I look at this corset [link] and think, "If Browncoats wore corsets, this would be the one Zoe would wear." I keep thinking I want to buy a cheap corset somewhere just to see if I actually like wearing them. And then I look at this and Want it.
Spike's Bitches 47: Someone Dangerous Could Get In
[NAFDA] Spike-centric discussion. Lusty, lewd (only occasionally crude), risqué (and frisqué), bawdy (Oh, lawdy!), flirty ('cuz we're purty), raunchy talk inside. Caveat lector.
Ha! I knew exactly which corset you meant as soon as you said "the one Zoe would wear." And, yes, except she'd ditch the pocket watch for something more practical and deadly. Don't need to know exactly what time it is out in the black, but a little pocket like that could be right useful for other things.
Yes, that corset was clearly made with Zoe in mind!
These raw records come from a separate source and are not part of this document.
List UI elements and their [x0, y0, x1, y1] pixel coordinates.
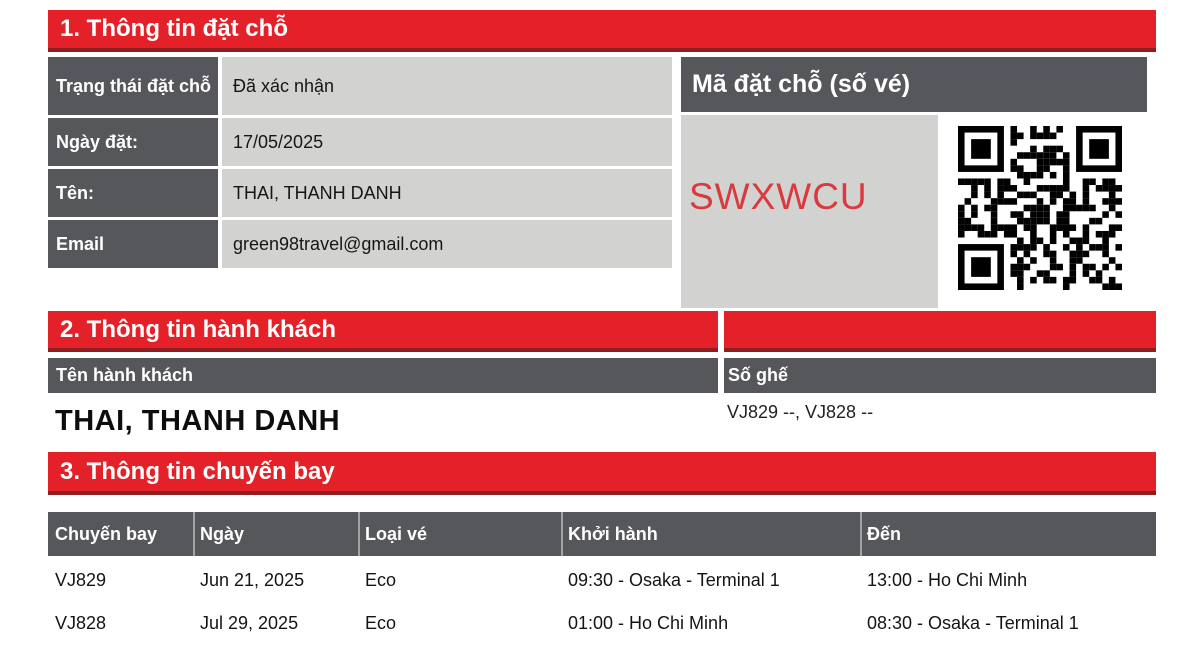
- field-label-name: Tên:: [48, 169, 218, 217]
- flight-row-2: VJ828 Jul 29, 2025 Eco 01:00 - Ho Chi Mi…: [48, 601, 1156, 645]
- column-header-departure: Khởi hành: [568, 523, 658, 544]
- flight-table-header: Chuyến bay Ngày Loại vé Khởi hành Đến: [48, 512, 1156, 556]
- field-value-booking-date: 17/05/2025: [222, 118, 672, 166]
- field-label-email: Email: [48, 220, 218, 268]
- section3-title: 3. Thông tin chuyến bay: [60, 457, 335, 485]
- field-value-booking-status: Đã xác nhận: [222, 57, 672, 115]
- booking-code-cell: [681, 115, 938, 308]
- field-value-email: green98travel@gmail.com: [222, 220, 672, 268]
- flight-fare: Eco: [365, 569, 397, 590]
- field-label-booking-status: Trạng thái đặt chỗ: [48, 57, 218, 115]
- field-label-booking-date: Ngày đặt:: [48, 118, 218, 166]
- passenger-name: THAI, THANH DANH: [55, 405, 341, 437]
- section2-header: 2. Thông tin hành khách: [48, 311, 1156, 352]
- column-header-flight: Chuyến bay: [55, 523, 158, 544]
- qr-code: [958, 126, 1122, 290]
- booking-code-header: Mã đặt chỗ (số vé): [681, 57, 1147, 112]
- flight-arrival: 08:30 - Osaka - Terminal 1: [867, 612, 1079, 633]
- flight-departure: 09:30 - Osaka - Terminal 1: [568, 569, 780, 590]
- seat-column-header: Số ghế: [724, 358, 1156, 393]
- section2-title: 2. Thông tin hành khách: [60, 315, 336, 343]
- column-separator: [193, 512, 195, 556]
- flight-date: Jul 29, 2025: [200, 612, 299, 633]
- flight-fare: Eco: [365, 612, 397, 633]
- section1-title: 1. Thông tin đặt chỗ: [60, 15, 288, 42]
- section2-vertical-divider: [718, 311, 724, 393]
- section1-header: 1. Thông tin đặt chỗ: [48, 10, 1156, 52]
- flight-date: Jun 21, 2025: [200, 569, 305, 590]
- column-header-fare: Loại vé: [365, 523, 428, 544]
- flight-arrival: 13:00 - Ho Chi Minh: [867, 569, 1028, 590]
- field-value-name: THAI, THANH DANH: [222, 169, 672, 217]
- column-header-arrival: Đến: [867, 523, 902, 544]
- flight-number: VJ828: [55, 612, 107, 633]
- booking-code: SWXWCU: [689, 176, 868, 217]
- qr-code-container: [958, 126, 1122, 290]
- section3-header: 3. Thông tin chuyến bay: [48, 452, 1156, 495]
- flight-departure: 01:00 - Ho Chi Minh: [568, 612, 729, 633]
- passenger-seats: VJ829 --, VJ828 --: [727, 402, 874, 422]
- column-separator: [358, 512, 360, 556]
- column-separator: [561, 512, 563, 556]
- passenger-name-column-header: Tên hành khách: [48, 358, 718, 393]
- flight-row-1: VJ829 Jun 21, 2025 Eco 09:30 - Osaka - T…: [48, 558, 1156, 602]
- flight-number: VJ829: [55, 569, 107, 590]
- column-header-date: Ngày: [200, 523, 245, 544]
- column-separator: [860, 512, 862, 556]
I haven't made up my mind if it's a Derringer or a throwing knife she keeps in that pocket. Or both. Could it be both?
My plan was to get an egg and cheese sandwich on the way to the car dealership, but the way the GPS took me did not pass a Dunkin Donuts. I thought that was a statistical impossibility. So I'm having peanut butter crackers instead. I brought a book, but there is both a TV and a radio on, so there is zero chance I can concentrate.
Bonny, Joe was sitting on the beach in Rio one morning and a friends' dog walked up to him and peed on his shoulder.
Is it wrong that my first reaction was, "Smart dog."?
Plei, you are not wrong. A dog knows a dog when he sees one.
ah ha ha!
So, I'm following in Tep's shoes.
I am now on a 5-day course of antibiotics and I have a prescription cough medicine. I figure daily bloody noses and head congestion were a sign that what I have cannot be cured with Vick's.
Ryan has informed us that he's a butterfly today. A couple of days ago, in response to a Very Hungry Caterpillar reference, I pulled out Life in the Undergrowth and he watched a little caterpillar turn into a big fat caterpillar, then into a chrysalis, then a butterfly. (He watched another caterpillar turn into a wasp grub buffet, which he found less congenial.)
Last night he told us that he was a caterpillar, and his sleeping bag was his chrysalis. This morning we found a little butterfly boy (who, unfortunately, had wet his chrysalis). I think his childcare staff could be in for an interesting day today.